I tried creating an own dataset for every picture, located in the same group, which is very fast. But I could not figure out to iterate over all datasets in the group, except for accessing the set by its name. As an alternative I tried putting all the images itereatively into one dataset by extending its shape, according to

How to append data to one specific dataset in a hdf5 file with h5py and

incremental writes to hdf5 with h5py

but this is very slow. Is there a faster way to create a HDF5 dataset to iterate over?

Camill Trüeb
  • 348
  • 1
  • 2
  • 16
  • You can iterate over all datasets in a group by using group.keys() and checking for instances of h5py.Dataset. See for example: https://stackoverflow.com/questions/34330283/how-to-differentiate-between-hdf5-datasets-and-groups-with-h5py – NoDataDumpNoContribution Mar 07 '19 at 16:41
  • The problem with this is I would like to access the data batchwise, e.g. 32 images at a time.
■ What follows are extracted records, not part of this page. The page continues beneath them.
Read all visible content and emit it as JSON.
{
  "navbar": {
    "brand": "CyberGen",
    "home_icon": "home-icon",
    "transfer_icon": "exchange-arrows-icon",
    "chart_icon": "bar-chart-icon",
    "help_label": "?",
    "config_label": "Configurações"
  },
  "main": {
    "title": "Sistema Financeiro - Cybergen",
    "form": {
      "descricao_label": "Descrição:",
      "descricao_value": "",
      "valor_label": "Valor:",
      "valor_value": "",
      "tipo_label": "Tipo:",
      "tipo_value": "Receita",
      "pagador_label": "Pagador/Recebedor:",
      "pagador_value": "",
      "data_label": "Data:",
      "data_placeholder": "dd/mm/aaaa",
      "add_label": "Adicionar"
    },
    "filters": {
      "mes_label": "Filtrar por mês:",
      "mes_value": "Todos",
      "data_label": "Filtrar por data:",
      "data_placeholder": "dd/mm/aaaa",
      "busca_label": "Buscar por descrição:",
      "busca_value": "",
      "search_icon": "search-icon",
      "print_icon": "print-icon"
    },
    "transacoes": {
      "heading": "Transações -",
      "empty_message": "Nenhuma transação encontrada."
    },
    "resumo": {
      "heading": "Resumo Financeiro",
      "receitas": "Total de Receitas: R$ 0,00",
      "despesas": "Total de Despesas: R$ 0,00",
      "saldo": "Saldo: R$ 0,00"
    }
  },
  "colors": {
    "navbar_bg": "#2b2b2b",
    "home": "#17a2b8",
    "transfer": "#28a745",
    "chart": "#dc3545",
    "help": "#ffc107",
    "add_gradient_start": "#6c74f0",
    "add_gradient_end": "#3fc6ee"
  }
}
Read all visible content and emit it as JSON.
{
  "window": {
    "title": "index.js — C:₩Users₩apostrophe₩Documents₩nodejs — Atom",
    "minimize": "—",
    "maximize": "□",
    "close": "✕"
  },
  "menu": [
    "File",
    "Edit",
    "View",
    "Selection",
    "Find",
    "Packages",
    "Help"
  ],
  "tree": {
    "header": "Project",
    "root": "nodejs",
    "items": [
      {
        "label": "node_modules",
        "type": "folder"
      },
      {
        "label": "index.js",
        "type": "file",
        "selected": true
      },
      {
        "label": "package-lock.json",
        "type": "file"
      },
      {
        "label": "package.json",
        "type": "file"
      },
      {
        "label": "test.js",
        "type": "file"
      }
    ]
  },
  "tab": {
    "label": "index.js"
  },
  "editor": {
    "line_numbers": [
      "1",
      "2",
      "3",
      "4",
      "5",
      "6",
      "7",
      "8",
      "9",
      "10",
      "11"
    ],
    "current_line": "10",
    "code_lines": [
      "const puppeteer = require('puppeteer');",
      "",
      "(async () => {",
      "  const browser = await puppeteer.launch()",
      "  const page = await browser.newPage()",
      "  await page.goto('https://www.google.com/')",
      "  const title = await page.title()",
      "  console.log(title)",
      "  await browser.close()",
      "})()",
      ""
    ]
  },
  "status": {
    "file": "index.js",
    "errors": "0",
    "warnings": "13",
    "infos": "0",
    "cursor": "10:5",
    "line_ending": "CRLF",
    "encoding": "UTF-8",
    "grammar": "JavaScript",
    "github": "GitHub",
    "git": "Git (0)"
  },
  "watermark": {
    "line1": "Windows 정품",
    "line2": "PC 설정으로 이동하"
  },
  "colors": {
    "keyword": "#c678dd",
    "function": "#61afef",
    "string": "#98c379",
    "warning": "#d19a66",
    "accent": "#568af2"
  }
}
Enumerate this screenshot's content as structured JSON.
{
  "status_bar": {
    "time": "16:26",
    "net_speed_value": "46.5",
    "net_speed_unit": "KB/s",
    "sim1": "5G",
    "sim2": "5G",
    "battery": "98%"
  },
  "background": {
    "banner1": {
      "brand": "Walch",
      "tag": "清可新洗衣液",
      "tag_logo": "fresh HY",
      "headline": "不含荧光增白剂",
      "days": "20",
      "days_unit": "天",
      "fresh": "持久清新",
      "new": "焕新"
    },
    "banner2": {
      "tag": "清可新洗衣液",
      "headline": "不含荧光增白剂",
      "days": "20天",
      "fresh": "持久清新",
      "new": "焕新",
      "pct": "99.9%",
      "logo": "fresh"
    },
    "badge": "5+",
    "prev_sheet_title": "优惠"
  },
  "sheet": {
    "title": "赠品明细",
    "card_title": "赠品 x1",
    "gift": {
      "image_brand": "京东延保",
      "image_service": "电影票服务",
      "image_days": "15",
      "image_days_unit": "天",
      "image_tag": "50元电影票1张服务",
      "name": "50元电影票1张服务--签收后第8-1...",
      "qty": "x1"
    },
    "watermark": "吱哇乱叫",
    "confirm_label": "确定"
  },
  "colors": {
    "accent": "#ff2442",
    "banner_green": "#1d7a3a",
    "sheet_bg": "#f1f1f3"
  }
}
Creating this batch from single group datasets in every epoch again is very slow... – Camill Trüeb Mar 08 '19 at 09:31
  • 1
    You shouldn't have each image as its own dataset, but rather a large dataset whose first axis represent images. So a stack of 10 256x256 RGB images should be a dataset with shape [10, 256, 256, 3] – Yngve Moe Mar 09 '19 at 18:52
  • Thank you! I realized the dataset creation can be sped up a lot by not compressing the data and not reshaping the dataset every iteration. – Camill Trüeb Mar 11 '19 at 09:28
  • The most important things are chunk_shape and chunk_cache. The documentation isn't very good on this topics. eg. https://stackoverflow.com/a/48405220/4045774 Quite common errors are also opening/closing the hdf5-file on every iteration. If you do it the right way, you should easily reach the sequential IO-speed of a HDD or SATA-SSD. But without a code sample it is hard to say why your implementation is so slow. – max9111 Jun 14 '19 at 08:10

1 Answers1

0

I realize this is an old question, but I found a very helpful resource on this subject that I wanted to share:

https://www.oreilly.com/library/view/python-and-hdf5/9781491944981/ch04.html

Basically, the hdf5 (with chunks enabled) is like a little filesystem. It stores data in chunks scattered throughout memory. So like a filesystem, it benefits from locality. If the chunks are the same shape as the array sections you're trying to access, reading/writing will be fast. If the data you're looking for is scattered across multiple chunks, access will be slow.

So in the case of training a NN on images, you're probably going to have to make the images a standard size. Set chunks=(1,) + image_shape, or even better, chunks=(batch_size,) + image_shape when creating the dataset, and reading/writing will be a lot faster.

Lugh
  • 100
  • 1
  • 9